2. A trial judge has the right to propound questions to any witness for the purpose of developing the truth so long as the court does not express or intimate an opinion on the facts of the case or become argumentative.[4] The Georgia Civil Practice Act provides that it is reversible error for the trial judge to express an opinion.

It is error for any judge, during the progress of any case, or in his charge to the jury, to express or intimate his opinion as to what has or has not been proved. Should any judge violate this Code section, the violation shall be held by the Supreme Court or Court of Appeals to be error, the decision in the case shall be reversed, and a new trial shall be granted in the court below.[5]

This rule against commenting on the evidence "hovers" over any judge's examination of witnesses.[6] First, "it is difficult for the court to conduct extensive questioning of a witness without becoming an advocate."[7] Second, the trial court's questioning usurps the duty of counsel to bring out the facts and thus confuses and disparages the attorneys who are trying the case.[8] Third, a long examination may divert the jurors' attention from the witnesses' testimony to the court's questions in an effort to ascertain the judge's opinion.[9] Thus, we agree with the Court of Appeals conclusion: "It is always wiser, safer, better, and juster that trial judges should confine themselves exclusively to an enunciation of the law, leaving to counsel the duty of elucidating the facts, and to juries the finding of the truth in the evidence."[10]

*498 In this case, the trial judge questioned the attorney who represented Mr.
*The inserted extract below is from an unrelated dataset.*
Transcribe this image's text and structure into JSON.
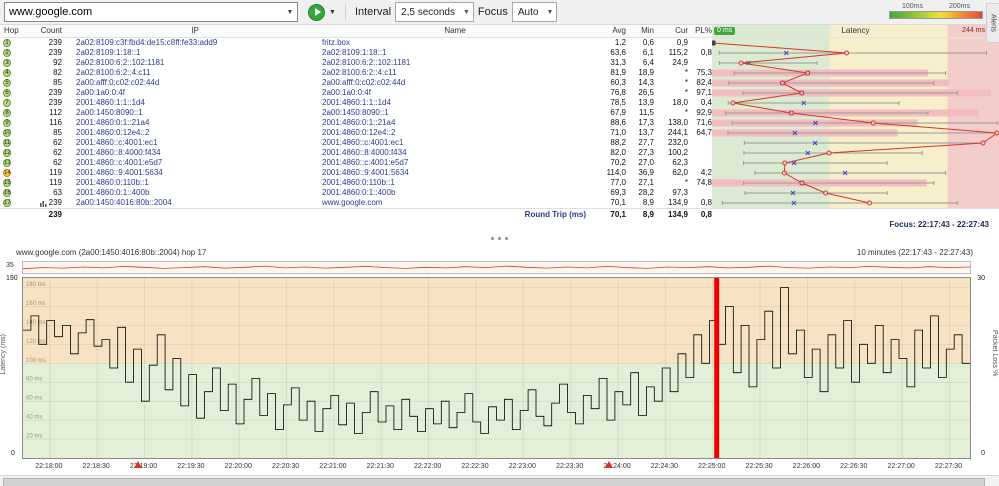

Fitts in the separate maintenance action concerning his testimony that Mrs. Fitts could have talked with Mr. Fitts or filed a different type of lawsuit to protect her claim to the marital assets.[11] The examination dealt primarily with a legal issue that was, at best, tangentially related to the disputed fact issues of testamentary capacity and undue influence. Having reviewed the trial transcript, we conclude that the trial court did not ask improper questions, express an opinion on the facts of the case, or conduct an argumentative examination during his brief questioning of one witness.

Judgment affirmed.

All the Justices concur.

NOTES

[1] Drillers Service, Inc. v. Moody, 242 Ga. 123, 124, 249 S.E.2d 607 (1978).

[2] Wright v. Thompson, 236 Ga. 655, 659, 225 S.E.2d 226 (1976).

[3] OCGA § 53-2-9(b).

[4] Gillis v. Bowman, 132 Ga. 762, 64 S.E. 1096 (1909).

[5] OCGA § 9-10-7; see also OCGA § 17-8-57 (applying same rule to criminal cases).

[6] See Paul S. Milich, Georgia Rules of Evidence § 2.3, at 12 (1995).

[7] Stinson v. State, 151 Ga.App. 533, 537, 260 S.E.2d 407 (1979).

[8] Ford v. State, 2 Ga.App. 834, 837, 59 S.E. 88 (1907).

[9] Id.

[10] Id. at 838, 59 S.E. 88.

[11] The trial court asked: "Do you think that she sat down and tried to talk with him before she did anything else?" and "But what could she have done besides filed a separate maintenance action."